Privacy policy
1. Definitions
1.1. Controller – Rymarz, Zdort, Maruta, Wachta, Gasiński, Her i Wspólnicy sp.k., based in Warsaw, Poland (00-850) at ul. Prosta 18.
1.2. Personal Data – any information about a natural person, identified or identifiable by one or several factors defining his/her physical, physiological, genetic, psychic, economic, cultural, or social identity, including the IP of the device, location data, online identifier and information collected through cookie files and other similar technologies.
1.3. Policy – this Privacy Policy.
1.4. GDPR – Regulation (EU) 2016/679 of the European Parliament and of the Council of 27 April 2016 on the protection of natural persons with regard to the processing of personal data and on the free movement of such data and repealing Directive 95/46/EC.
1.5. Website – an online service run by the Controller at the address https://sanctionscertificate.eu/.
1.6. User – any natural person visiting the Website or using one or more services or functionalities described in the Policy.

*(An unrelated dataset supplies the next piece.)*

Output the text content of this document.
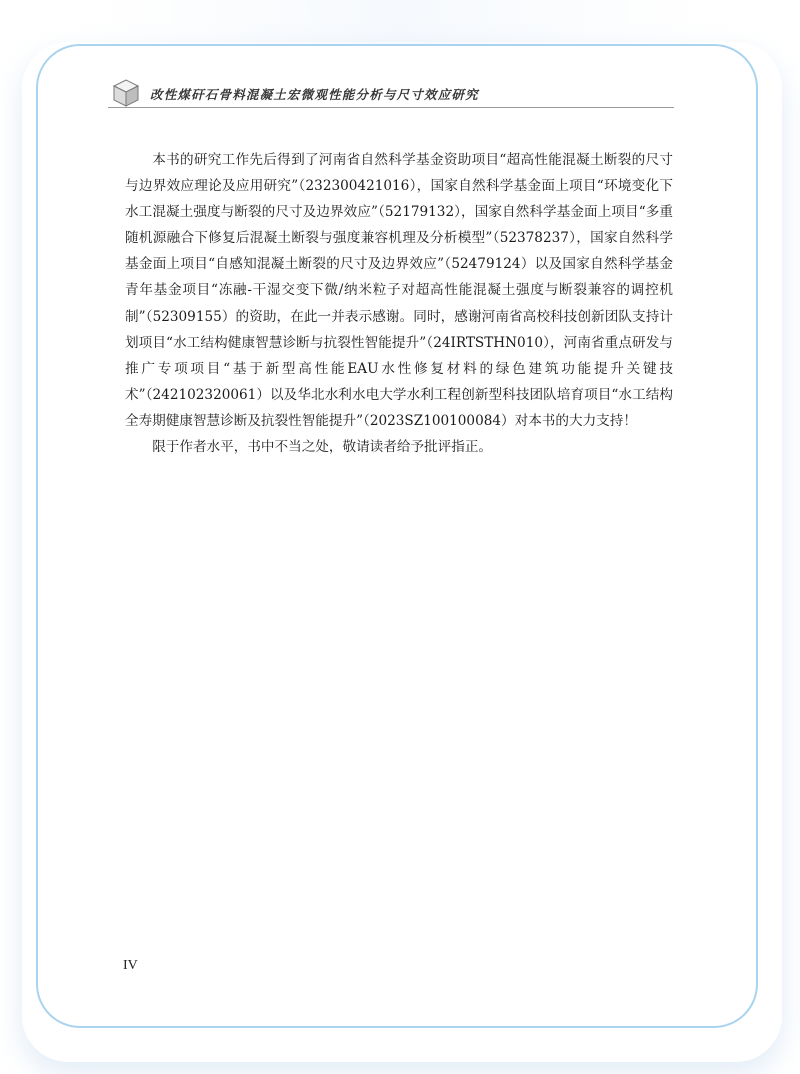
改性煤矸石骨料混凝土宏微观性能分析与尺寸效应研究

本书的研究工作先后得到了河南省自然科学基金资助项目“超高性能混凝土断裂的尺寸与边界效应理论及应用研究”（232300421016），国家自然科学基金面上项目“环境变化下水工混凝土强度与断裂的尺寸及边界效应”（52179132），国家自然科学基金面上项目“多重随机源融合下修复后混凝土断裂与强度兼容机理及分析模型”（52378237），国家自然科学基金面上项目“自感知混凝土断裂的尺寸及边界效应”（52479124）以及国家自然科学基金青年基金项目“冻融-干湿交变下微/纳米粒子对超高性能混凝土强度与断裂兼容的调控机制”（52309155）的资助，在此一并表示感谢。同时，感谢河南省高校科技创新团队支持计划项目“水工结构健康智慧诊断与抗裂性智能提升”（24IRTSTHN010），河南省重点研发与推广专项项目“基于新型高性能EAU水性修复材料的绿色建筑功能提升关键技术”（242102320061）以及华北水利水电大学水利工程创新型科技团队培育项目“水工结构全寿期健康智慧诊断及抗裂性智能提升”（2023SZ100100084）对本书的大力支持！

限于作者水平，书中不当之处，敬请读者给予批评指正。

IV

2. Data processing in connection with the use of the website
2.1 In connection with the User’s use of the website, the Controller collects data with the scope necessary to provide its respective services and collects information about the User’s activity on the Website. The detailed rules and purposes of processing the Personal Data collected during the use of the Website by the User are described below.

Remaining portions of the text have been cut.